In contrast, Internet Explorer 3.0 users who visit Microsoft's home page and who presumably like the browser already are not lobbied as heavily to switch to version 3.0. Instead of pushing the new Microsoft browser, the top headline on Microsoft's home page encourages users to visit the anniversary party for Windows 95. An Internet Explorer 3.0 headline does appear lower on the home page, though it's given less emphasis than on versions of the home page viewed via Navigator and other browsers.
The Microsoft Web site provides differing views to Internet Explorer 3.0 and other browser by "sniffing" which product a user has when they visit the Web site. The sites can then change their Web pages accordingly, displaying special layouts, such as style sheets, that are unique to a particular browser.
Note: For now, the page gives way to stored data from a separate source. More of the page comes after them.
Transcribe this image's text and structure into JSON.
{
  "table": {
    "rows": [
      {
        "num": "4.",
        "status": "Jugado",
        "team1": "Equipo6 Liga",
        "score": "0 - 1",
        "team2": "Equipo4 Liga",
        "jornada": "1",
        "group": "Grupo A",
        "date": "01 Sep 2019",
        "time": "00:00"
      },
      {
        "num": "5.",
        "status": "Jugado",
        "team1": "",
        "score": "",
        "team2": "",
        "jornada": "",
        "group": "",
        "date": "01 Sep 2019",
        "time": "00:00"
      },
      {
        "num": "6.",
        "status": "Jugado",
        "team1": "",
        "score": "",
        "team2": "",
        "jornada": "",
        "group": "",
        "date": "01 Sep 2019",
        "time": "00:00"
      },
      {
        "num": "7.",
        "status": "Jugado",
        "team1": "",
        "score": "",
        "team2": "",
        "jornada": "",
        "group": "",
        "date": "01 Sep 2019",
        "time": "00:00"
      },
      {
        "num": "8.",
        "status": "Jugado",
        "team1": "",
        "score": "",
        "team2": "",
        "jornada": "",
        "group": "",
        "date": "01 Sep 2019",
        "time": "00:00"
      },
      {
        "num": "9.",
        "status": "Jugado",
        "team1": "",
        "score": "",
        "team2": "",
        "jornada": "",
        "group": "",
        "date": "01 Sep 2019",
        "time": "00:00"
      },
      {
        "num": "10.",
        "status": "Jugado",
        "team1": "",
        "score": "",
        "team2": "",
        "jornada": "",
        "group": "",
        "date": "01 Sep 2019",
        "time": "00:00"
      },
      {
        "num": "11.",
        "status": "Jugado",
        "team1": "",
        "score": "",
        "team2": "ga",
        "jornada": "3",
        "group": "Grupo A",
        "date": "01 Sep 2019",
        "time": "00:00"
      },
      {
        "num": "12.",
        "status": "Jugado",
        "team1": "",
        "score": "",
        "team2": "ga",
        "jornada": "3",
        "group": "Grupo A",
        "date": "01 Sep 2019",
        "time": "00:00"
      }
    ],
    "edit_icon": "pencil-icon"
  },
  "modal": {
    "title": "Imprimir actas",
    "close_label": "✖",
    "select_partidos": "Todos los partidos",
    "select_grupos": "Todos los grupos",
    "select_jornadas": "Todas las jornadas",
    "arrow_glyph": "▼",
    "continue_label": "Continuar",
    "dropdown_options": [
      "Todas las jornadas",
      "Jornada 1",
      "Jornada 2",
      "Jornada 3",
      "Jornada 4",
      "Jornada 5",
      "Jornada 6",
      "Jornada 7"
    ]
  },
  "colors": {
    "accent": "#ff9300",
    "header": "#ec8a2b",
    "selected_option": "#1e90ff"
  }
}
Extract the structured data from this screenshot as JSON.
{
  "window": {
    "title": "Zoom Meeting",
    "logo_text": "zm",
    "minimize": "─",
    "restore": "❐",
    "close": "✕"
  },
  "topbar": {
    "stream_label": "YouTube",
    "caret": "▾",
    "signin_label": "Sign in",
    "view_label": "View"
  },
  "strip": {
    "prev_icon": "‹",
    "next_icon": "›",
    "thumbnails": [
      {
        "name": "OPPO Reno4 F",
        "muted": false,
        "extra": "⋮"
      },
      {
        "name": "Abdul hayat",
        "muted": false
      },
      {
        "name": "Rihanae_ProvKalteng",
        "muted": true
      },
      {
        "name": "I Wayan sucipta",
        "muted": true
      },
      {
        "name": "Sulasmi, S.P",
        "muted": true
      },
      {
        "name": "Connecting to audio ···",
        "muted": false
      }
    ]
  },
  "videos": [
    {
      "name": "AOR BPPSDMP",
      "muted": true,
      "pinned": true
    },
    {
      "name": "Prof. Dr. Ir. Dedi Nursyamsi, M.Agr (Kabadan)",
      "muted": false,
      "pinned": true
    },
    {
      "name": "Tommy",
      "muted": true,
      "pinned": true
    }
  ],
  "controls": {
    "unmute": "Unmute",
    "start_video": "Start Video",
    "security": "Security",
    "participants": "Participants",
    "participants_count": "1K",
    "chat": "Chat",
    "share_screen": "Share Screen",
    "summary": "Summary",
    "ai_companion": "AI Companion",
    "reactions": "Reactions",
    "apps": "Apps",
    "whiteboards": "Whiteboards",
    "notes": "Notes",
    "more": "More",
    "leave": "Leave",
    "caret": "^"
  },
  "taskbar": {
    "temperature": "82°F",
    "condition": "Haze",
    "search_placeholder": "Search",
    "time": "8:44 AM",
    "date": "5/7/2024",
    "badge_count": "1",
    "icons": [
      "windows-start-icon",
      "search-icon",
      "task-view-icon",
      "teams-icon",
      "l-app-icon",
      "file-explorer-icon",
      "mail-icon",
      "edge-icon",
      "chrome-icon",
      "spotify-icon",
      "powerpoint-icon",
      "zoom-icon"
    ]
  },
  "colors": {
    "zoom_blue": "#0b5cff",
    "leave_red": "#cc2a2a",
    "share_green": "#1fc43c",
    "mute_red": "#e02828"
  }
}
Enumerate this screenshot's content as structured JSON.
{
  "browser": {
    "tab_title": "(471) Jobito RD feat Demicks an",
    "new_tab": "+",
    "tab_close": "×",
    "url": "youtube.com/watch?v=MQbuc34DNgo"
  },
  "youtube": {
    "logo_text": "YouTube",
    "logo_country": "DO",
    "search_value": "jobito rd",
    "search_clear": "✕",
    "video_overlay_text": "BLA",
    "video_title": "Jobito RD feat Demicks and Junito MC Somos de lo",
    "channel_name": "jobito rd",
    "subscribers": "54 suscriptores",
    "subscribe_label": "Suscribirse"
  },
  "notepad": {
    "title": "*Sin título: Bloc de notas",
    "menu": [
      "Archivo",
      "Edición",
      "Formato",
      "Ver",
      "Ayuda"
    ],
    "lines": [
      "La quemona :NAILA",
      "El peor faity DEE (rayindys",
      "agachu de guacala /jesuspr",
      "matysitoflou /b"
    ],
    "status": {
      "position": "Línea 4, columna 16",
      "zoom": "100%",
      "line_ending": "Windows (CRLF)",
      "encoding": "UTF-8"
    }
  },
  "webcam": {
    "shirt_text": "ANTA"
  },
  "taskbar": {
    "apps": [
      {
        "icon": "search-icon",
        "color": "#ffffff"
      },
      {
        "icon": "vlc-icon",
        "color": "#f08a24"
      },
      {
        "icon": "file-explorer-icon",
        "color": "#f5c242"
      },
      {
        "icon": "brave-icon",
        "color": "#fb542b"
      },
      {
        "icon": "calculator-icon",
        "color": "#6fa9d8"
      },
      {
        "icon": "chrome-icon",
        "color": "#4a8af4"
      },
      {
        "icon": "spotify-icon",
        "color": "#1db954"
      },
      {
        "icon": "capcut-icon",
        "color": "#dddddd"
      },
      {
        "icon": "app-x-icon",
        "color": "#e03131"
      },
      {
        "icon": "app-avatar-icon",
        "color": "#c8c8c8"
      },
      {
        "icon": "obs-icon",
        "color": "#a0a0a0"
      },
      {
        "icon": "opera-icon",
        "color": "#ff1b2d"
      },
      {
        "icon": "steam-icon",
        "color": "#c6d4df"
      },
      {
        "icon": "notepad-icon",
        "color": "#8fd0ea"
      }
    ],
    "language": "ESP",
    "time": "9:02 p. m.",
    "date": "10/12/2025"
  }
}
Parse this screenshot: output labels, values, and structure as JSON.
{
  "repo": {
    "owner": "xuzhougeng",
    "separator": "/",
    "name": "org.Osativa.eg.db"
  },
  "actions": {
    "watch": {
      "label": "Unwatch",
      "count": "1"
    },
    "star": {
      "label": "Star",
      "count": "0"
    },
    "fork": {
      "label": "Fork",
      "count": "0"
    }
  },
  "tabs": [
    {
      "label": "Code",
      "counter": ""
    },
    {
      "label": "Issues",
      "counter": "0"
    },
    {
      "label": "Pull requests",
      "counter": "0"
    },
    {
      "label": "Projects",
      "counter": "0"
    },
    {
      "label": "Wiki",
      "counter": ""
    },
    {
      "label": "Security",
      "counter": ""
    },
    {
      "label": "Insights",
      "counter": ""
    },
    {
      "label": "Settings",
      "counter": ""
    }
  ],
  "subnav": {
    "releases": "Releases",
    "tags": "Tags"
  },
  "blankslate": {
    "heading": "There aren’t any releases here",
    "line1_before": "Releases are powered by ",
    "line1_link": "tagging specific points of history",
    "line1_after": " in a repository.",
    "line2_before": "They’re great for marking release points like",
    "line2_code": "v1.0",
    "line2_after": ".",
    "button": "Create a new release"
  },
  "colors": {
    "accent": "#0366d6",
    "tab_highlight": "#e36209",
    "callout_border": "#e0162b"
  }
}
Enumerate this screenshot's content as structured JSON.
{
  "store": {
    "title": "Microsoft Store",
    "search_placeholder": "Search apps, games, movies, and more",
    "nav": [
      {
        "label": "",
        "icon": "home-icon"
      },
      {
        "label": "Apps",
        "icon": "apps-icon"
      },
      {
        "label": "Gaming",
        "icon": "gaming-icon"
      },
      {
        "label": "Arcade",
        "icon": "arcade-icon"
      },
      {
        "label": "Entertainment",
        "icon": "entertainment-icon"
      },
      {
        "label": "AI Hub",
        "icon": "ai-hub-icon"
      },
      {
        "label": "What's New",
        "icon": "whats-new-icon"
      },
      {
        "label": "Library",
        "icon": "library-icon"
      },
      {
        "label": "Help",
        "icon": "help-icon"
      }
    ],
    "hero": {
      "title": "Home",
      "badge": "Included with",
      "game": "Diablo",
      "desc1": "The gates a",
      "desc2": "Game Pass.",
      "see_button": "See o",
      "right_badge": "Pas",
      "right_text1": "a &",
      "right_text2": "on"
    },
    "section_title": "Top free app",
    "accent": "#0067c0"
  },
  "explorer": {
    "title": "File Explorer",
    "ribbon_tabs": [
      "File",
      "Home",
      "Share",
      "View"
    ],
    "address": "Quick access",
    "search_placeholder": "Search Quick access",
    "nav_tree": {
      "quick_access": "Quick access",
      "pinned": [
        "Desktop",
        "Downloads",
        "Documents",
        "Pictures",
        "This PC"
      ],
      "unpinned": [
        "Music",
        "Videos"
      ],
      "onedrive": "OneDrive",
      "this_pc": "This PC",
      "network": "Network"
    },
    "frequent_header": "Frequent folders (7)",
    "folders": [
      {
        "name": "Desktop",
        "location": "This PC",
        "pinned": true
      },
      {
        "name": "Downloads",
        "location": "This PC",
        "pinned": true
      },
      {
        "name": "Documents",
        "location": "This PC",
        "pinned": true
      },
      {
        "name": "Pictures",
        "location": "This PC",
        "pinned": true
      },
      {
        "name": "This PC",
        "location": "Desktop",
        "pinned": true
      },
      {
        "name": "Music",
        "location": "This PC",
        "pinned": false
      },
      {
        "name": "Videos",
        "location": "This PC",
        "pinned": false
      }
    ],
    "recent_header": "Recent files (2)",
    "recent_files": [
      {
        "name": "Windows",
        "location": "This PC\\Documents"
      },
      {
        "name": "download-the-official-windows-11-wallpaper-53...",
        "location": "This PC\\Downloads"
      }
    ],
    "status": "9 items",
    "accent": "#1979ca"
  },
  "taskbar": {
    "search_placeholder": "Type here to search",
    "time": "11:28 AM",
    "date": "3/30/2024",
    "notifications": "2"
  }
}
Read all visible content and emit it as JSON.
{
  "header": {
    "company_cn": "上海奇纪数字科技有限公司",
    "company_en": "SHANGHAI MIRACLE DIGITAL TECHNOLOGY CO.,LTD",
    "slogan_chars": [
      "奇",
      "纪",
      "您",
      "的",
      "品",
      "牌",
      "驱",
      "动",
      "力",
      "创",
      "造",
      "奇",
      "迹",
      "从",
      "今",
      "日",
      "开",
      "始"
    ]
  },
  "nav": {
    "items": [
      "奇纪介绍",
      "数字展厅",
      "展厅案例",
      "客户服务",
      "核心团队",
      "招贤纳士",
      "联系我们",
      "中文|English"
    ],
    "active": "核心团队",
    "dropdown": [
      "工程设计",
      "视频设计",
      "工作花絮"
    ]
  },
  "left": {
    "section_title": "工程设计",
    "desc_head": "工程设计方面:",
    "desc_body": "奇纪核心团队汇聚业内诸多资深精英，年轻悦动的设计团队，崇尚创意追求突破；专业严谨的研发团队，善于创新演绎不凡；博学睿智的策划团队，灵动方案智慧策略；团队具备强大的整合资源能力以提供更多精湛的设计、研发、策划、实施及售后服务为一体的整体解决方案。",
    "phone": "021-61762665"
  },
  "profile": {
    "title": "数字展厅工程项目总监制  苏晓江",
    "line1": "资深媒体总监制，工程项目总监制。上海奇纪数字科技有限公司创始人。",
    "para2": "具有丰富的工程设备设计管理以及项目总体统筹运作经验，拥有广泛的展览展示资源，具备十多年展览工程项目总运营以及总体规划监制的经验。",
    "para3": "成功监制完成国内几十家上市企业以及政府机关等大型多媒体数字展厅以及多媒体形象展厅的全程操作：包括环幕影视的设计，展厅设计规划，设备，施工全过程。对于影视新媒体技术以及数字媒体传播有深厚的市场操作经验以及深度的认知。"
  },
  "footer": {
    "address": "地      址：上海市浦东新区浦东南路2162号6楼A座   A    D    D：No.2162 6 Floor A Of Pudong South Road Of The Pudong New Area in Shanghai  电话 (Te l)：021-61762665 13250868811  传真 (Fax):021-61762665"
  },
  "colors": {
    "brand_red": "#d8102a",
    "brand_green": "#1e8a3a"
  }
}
Microsoft officials conceded they had altered the Web site for non-3.0 users, but that there's nothing wrong with some subtle marketing.
One analyst agreed, saying that a key feature of the Web is its ability to delivery targeted information.
"It's marketing that I wouldn't call insidious," said Allen Weiner, an analyst at Dataquest. "Just as they're able to serve up different kinds of content and ad messages, why can't they serve up preferential marketing messages?"
Netscape couldn't be reached for comment.